そして、すべてが変わってしまった日。その中心にいた男。
最近はあまり思い出す事はなかったのだが…。今再び思い出すだけでも、当時の様々な感情が込み上げてくる。
(ふぅ。落ち着け落ち着け…。それにしても、あれは何だったんだ?)
龍人が疑問に思うのは、走馬燈の後半に見た映像だ。
まず、知らない部屋にいた自分、そして部屋の外から聞こえた知らない人の…だが何故か懐かしい声。そしてベッドの上に置いてあった何か。重要な何かである事は間違いないのだが、その何かの部分だけは全く思い出す事が出来かった。

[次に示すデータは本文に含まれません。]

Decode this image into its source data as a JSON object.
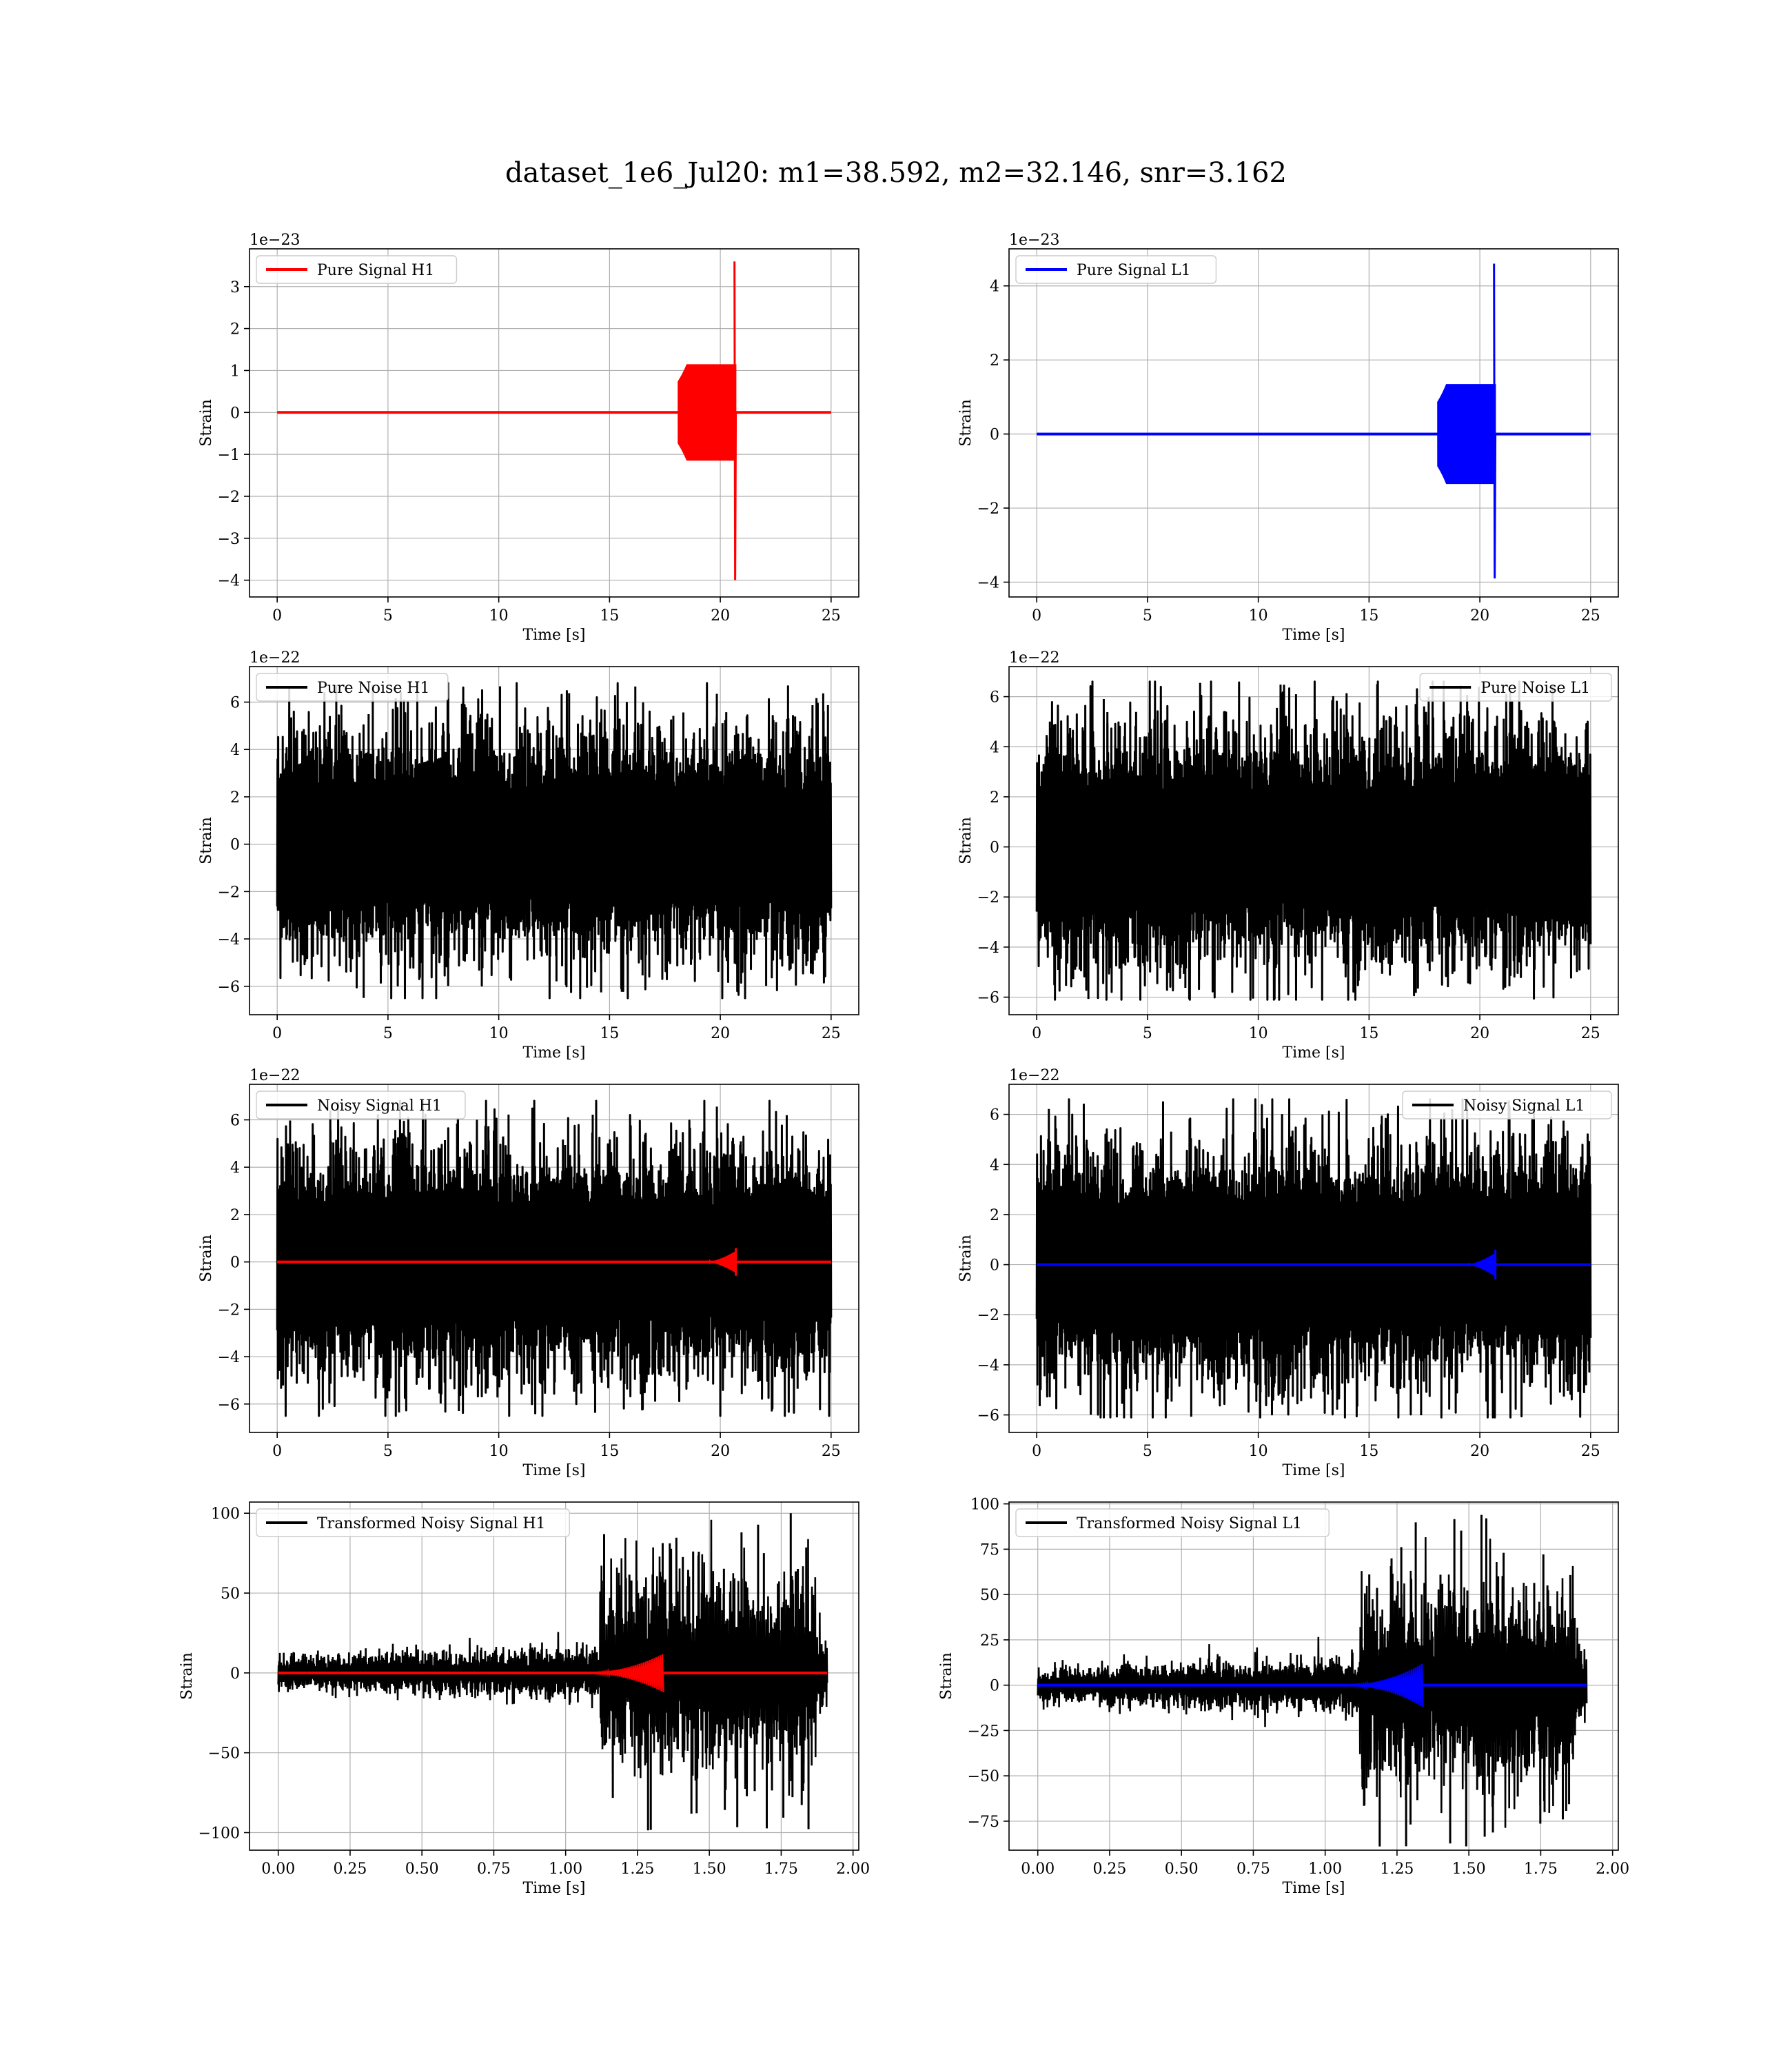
{
  "figure": {
    "title": "dataset_1e6_Jul20: m1=38.592, m2=32.146, snr=3.162"
  },
  "chart_data": [
    {
      "type": "line",
      "name": "pure-signal-h1",
      "legend": [
        "Pure Signal H1"
      ],
      "legend_loc": "upper left",
      "color": "#ff0000",
      "kind": "chirp",
      "offset_label": "1e−23",
      "xlabel": "Time [s]",
      "ylabel": "Strain",
      "xlim": [
        -1.25,
        26.25
      ],
      "ylim": [
        -4.4,
        3.9
      ],
      "xticks": [
        0,
        5,
        10,
        15,
        20,
        25
      ],
      "xtick_labels": [
        "0",
        "5",
        "10",
        "15",
        "20",
        "25"
      ],
      "yticks": [
        -4,
        -3,
        -2,
        -1,
        0,
        1,
        2,
        3
      ],
      "ytick_labels": [
        "−4",
        "−3",
        "−2",
        "−1",
        "0",
        "1",
        "2",
        "3"
      ],
      "grid": true,
      "waveform": {
        "t_start": 0,
        "t_end": 25,
        "t_merger": 20.7,
        "plateau_amp": 1.15,
        "peak_max": 3.6,
        "peak_min": -4.0
      }
    },
    {
      "type": "line",
      "name": "pure-signal-l1",
      "legend": [
        "Pure Signal L1"
      ],
      "legend_loc": "upper left",
      "color": "#0000ff",
      "kind": "chirp",
      "offset_label": "1e−23",
      "xlabel": "Time [s]",
      "ylabel": "Strain",
      "xlim": [
        -1.25,
        26.25
      ],
      "ylim": [
        -4.4,
        5.0
      ],
      "xticks": [
        0,
        5,
        10,
        15,
        20,
        25
      ],
      "xtick_labels": [
        "0",
        "5",
        "10",
        "15",
        "20",
        "25"
      ],
      "yticks": [
        -4,
        -2,
        0,
        2,
        4
      ],
      "ytick_labels": [
        "−4",
        "−2",
        "0",
        "2",
        "4"
      ],
      "grid": true,
      "waveform": {
        "t_start": 0,
        "t_end": 25,
        "t_merger": 20.7,
        "plateau_amp": 1.35,
        "peak_max": 4.6,
        "peak_min": -3.9
      }
    },
    {
      "type": "line",
      "name": "pure-noise-h1",
      "legend": [
        "Pure Noise H1"
      ],
      "legend_loc": "upper left",
      "color": "#000000",
      "kind": "noise",
      "offset_label": "1e−22",
      "xlabel": "Time [s]",
      "ylabel": "Strain",
      "xlim": [
        -1.25,
        26.25
      ],
      "ylim": [
        -7.2,
        7.5
      ],
      "xticks": [
        0,
        5,
        10,
        15,
        20,
        25
      ],
      "xtick_labels": [
        "0",
        "5",
        "10",
        "15",
        "20",
        "25"
      ],
      "yticks": [
        -6,
        -4,
        -2,
        0,
        2,
        4,
        6
      ],
      "ytick_labels": [
        "−6",
        "−4",
        "−2",
        "0",
        "2",
        "4",
        "6"
      ],
      "grid": true,
      "waveform": {
        "t_start": 0,
        "t_end": 25,
        "band": 3.5,
        "peak_max": 6.8,
        "peak_min": -6.5
      }
    },
    {
      "type": "line",
      "name": "pure-noise-l1",
      "legend": [
        "Pure Noise L1"
      ],
      "legend_loc": "upper right",
      "color": "#000000",
      "kind": "noise",
      "offset_label": "1e−22",
      "xlabel": "Time [s]",
      "ylabel": "Strain",
      "xlim": [
        -1.25,
        26.25
      ],
      "ylim": [
        -6.7,
        7.2
      ],
      "xticks": [
        0,
        5,
        10,
        15,
        20,
        25
      ],
      "xtick_labels": [
        "0",
        "5",
        "10",
        "15",
        "20",
        "25"
      ],
      "yticks": [
        -6,
        -4,
        -2,
        0,
        2,
        4,
        6
      ],
      "ytick_labels": [
        "−6",
        "−4",
        "−2",
        "0",
        "2",
        "4",
        "6"
      ],
      "grid": true,
      "waveform": {
        "t_start": 0,
        "t_end": 25,
        "band": 3.4,
        "peak_max": 6.6,
        "peak_min": -6.1
      }
    },
    {
      "type": "line",
      "name": "noisy-signal-h1",
      "legend": [
        "Noisy Signal H1"
      ],
      "legend_loc": "upper left",
      "color": "#000000",
      "overlay_color": "#ff0000",
      "kind": "noise+signal",
      "offset_label": "1e−22",
      "xlabel": "Time [s]",
      "ylabel": "Strain",
      "xlim": [
        -1.25,
        26.25
      ],
      "ylim": [
        -7.2,
        7.5
      ],
      "xticks": [
        0,
        5,
        10,
        15,
        20,
        25
      ],
      "xtick_labels": [
        "0",
        "5",
        "10",
        "15",
        "20",
        "25"
      ],
      "yticks": [
        -6,
        -4,
        -2,
        0,
        2,
        4,
        6
      ],
      "ytick_labels": [
        "−6",
        "−4",
        "−2",
        "0",
        "2",
        "4",
        "6"
      ],
      "grid": true,
      "waveform": {
        "t_start": 0,
        "t_end": 25,
        "band": 3.5,
        "peak_max": 6.8,
        "peak_min": -6.5,
        "t_merger": 20.7,
        "signal_amp": 0.45
      }
    },
    {
      "type": "line",
      "name": "noisy-signal-l1",
      "legend": [
        "Noisy Signal L1"
      ],
      "legend_loc": "upper right",
      "color": "#000000",
      "overlay_color": "#0000ff",
      "kind": "noise+signal",
      "offset_label": "1e−22",
      "xlabel": "Time [s]",
      "ylabel": "Strain",
      "xlim": [
        -1.25,
        26.25
      ],
      "ylim": [
        -6.7,
        7.2
      ],
      "xticks": [
        0,
        5,
        10,
        15,
        20,
        25
      ],
      "xtick_labels": [
        "0",
        "5",
        "10",
        "15",
        "20",
        "25"
      ],
      "yticks": [
        -6,
        -4,
        -2,
        0,
        2,
        4,
        6
      ],
      "ytick_labels": [
        "−6",
        "−4",
        "−2",
        "0",
        "2",
        "4",
        "6"
      ],
      "grid": true,
      "waveform": {
        "t_start": 0,
        "t_end": 25,
        "band": 3.4,
        "peak_max": 6.6,
        "peak_min": -6.1,
        "t_merger": 20.7,
        "signal_amp": 0.46
      }
    },
    {
      "type": "line",
      "name": "transformed-noisy-signal-h1",
      "legend": [
        "Transformed Noisy Signal H1"
      ],
      "legend_loc": "upper left",
      "color": "#000000",
      "overlay_color": "#ff0000",
      "kind": "transformed",
      "offset_label": "",
      "xlabel": "Time [s]",
      "ylabel": "Strain",
      "xlim": [
        -0.1,
        2.02
      ],
      "ylim": [
        -111,
        107
      ],
      "xticks": [
        0.0,
        0.25,
        0.5,
        0.75,
        1.0,
        1.25,
        1.5,
        1.75,
        2.0
      ],
      "xtick_labels": [
        "0.00",
        "0.25",
        "0.50",
        "0.75",
        "1.00",
        "1.25",
        "1.50",
        "1.75",
        "2.00"
      ],
      "yticks": [
        -100,
        -50,
        0,
        50,
        100
      ],
      "ytick_labels": [
        "−100",
        "−50",
        "0",
        "50",
        "100"
      ],
      "grid": true,
      "waveform": {
        "t_start": 0,
        "t_end": 1.91,
        "t_jump": 1.12,
        "t_jump_end": 1.87,
        "low_band": 10,
        "high_band": 55,
        "peak_max": 101,
        "peak_min": -108,
        "t_signal_start": 1.05,
        "t_signal_end": 1.34,
        "signal_amp": 12
      }
    },
    {
      "type": "line",
      "name": "transformed-noisy-signal-l1",
      "legend": [
        "Transformed Noisy Signal L1"
      ],
      "legend_loc": "upper left",
      "color": "#000000",
      "overlay_color": "#0000ff",
      "kind": "transformed",
      "offset_label": "",
      "xlabel": "Time [s]",
      "ylabel": "Strain",
      "xlim": [
        -0.1,
        2.02
      ],
      "ylim": [
        -91,
        101
      ],
      "xticks": [
        0.0,
        0.25,
        0.5,
        0.75,
        1.0,
        1.25,
        1.5,
        1.75,
        2.0
      ],
      "xtick_labels": [
        "0.00",
        "0.25",
        "0.50",
        "0.75",
        "1.00",
        "1.25",
        "1.50",
        "1.75",
        "2.00"
      ],
      "yticks": [
        -75,
        -50,
        -25,
        0,
        25,
        50,
        75,
        100
      ],
      "ytick_labels": [
        "−75",
        "−50",
        "−25",
        "0",
        "25",
        "50",
        "75",
        "100"
      ],
      "grid": true,
      "waveform": {
        "t_start": 0,
        "t_end": 1.91,
        "t_jump": 1.12,
        "t_jump_end": 1.87,
        "low_band": 9,
        "high_band": 50,
        "peak_max": 96,
        "peak_min": -90,
        "t_signal_start": 1.05,
        "t_signal_end": 1.34,
        "signal_amp": 12
      }
    }
  ]
}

(そもそも、あれって俺の記憶なのかな。さっぱり覚えが無いし。それに、あの洞窟…さっぱり分かんないよなぁ。あんなに大勢の仲間と洞窟を探検した事はないし。んー…訳がわからん!)
色々と考えるのが面倒臭くなった龍人は、さっさと転送魔法陣へと飛び乗った。…転送の光が龍人の周囲を包む。
光が消えると、街立区魔法協会支部内の受付のお姉さんが立っていた。
「あら、お帰りなさい。中央区は楽しめた?」
「あー、うん。まぁまぁ楽しめましたよ。」
お姉さんは、龍人のやや曖昧な返事に何かを察知したらしい。
「ふふ。その反応だと何かあったみたいね。連れの3人はもう帰ったわよ。赤髪のえっと…ラルフにセクハラされてる子が、なんで全然こないのよ!って怒ってたから、明日気をつけてね。」
「げっ、マジすか。明日謝んないとなぁ。」
イイ友達を持ったわね。と、お姉さんはクスクス笑う。そして、次の利用客の対応へ移っていった。
龍人は帰路につく。
今日1日に起きた幾つかの事件。魔法街を巻き込む、大きな事件の予兆である事に気づくのは、これから暫く経ってからの事となる。